La présidente du syndicat, Vania Alleva (tout à gauche), a félicité les cinq secrétaires syndicaux ayant obtenu leur brevet, dont Fatima Fernandes Pinto Oliveira (quatrième depuis la gauche) et Sandrine Maeder (cinquième).

Deux employées romandes d’Unia ont obtenu leur brevet fédéral de secrétaire syndicale. Retour sur leur démarche

Ambiance festive le 31 mai dernier au syndicat à Berne. Unia a organisé une cérémonie en l’honneur de travailleuses et de travailleurs d’Unia qui ont décroché leur brevet fédéral de secrétaires syndicaux. Parmi les personnes félicitées figuraient des Romandes, Fatima Fernandes Pinto Oliveira et Sandrine Maeder. Les deux jeunes femmes reviennent sur les raisons de leur démarche et le mémoire qu’elles ont présenté dans ce cadre.


Un travail à plein temps rémunéré 1000 francs!

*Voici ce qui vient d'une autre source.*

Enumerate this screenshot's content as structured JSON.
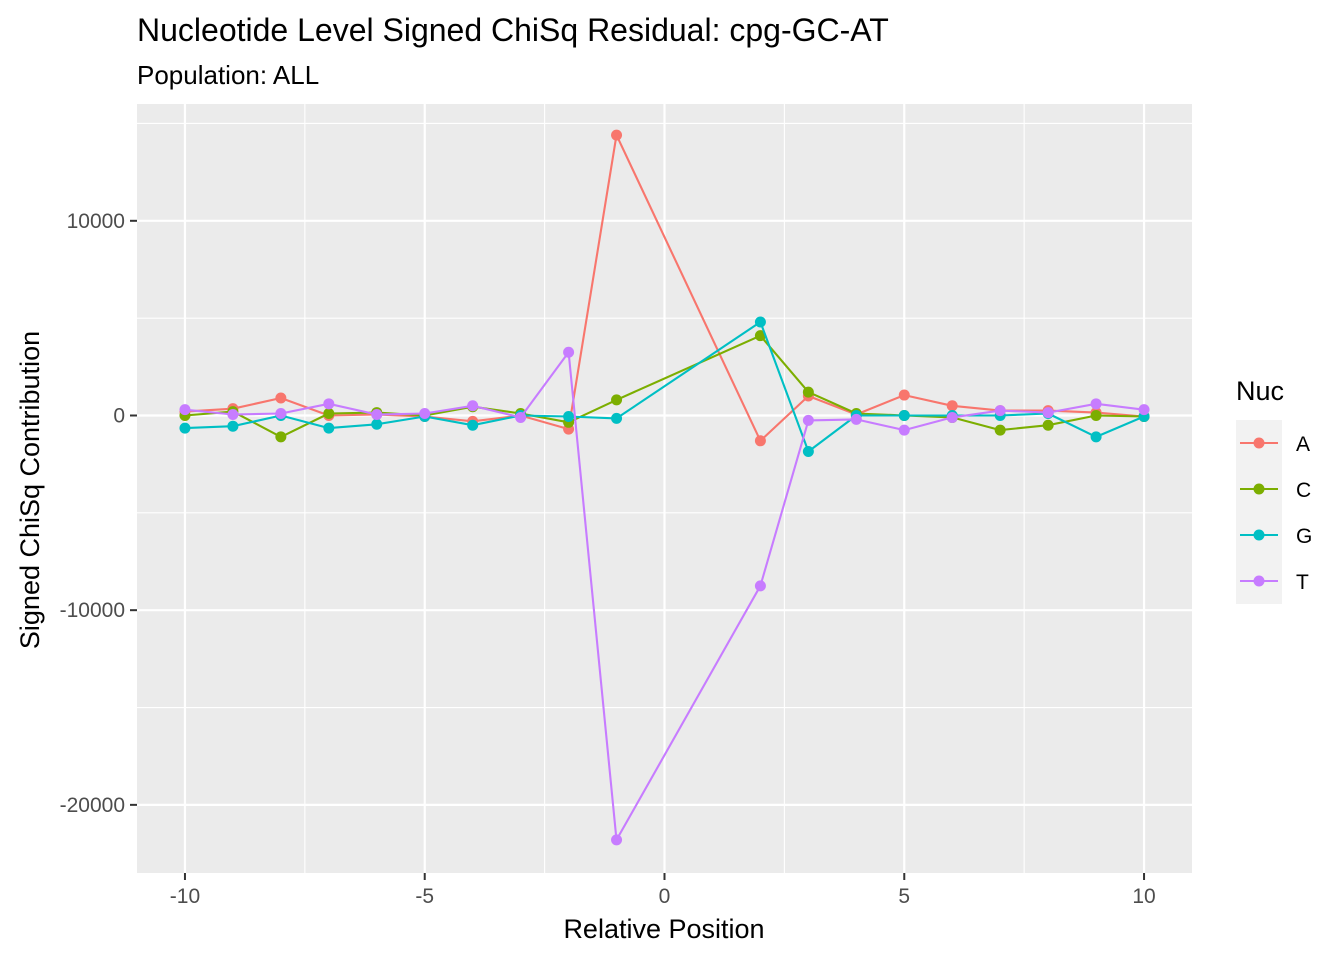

«Ce brevet me rend particulièrement fière. C’est une reconnaissance du métier.» Employée par Unia Fribourg depuis 2018, Fatima Fernandes Pinto Oliveira savoure sa réussite. D’autant plus que la jeune femme de 32 ans d’origine portugaise, arrivée dans nos frontières en 2003, a dû prouver qu’elle était capable de suivre les cours dispensés. «J’ai terminé ma scolarité obligatoire en Suisse, mais ne possède pas de CFC. Pour être admise aux examens, il m’a fallu démontrer mes compétences. Ce brevet que j’ai effectué en cours d’emploi sur trois ans est aussi un encouragement pour d’autres. Et témoigne que tous peuvent y arriver», indique Fatima Fernandes, soulignant au passage la qualité de l’enseignement. «Les modules sont très complets. C’est un véritable enrichissement. Et l’occasion de partager des expériences, des approches du quotidien.»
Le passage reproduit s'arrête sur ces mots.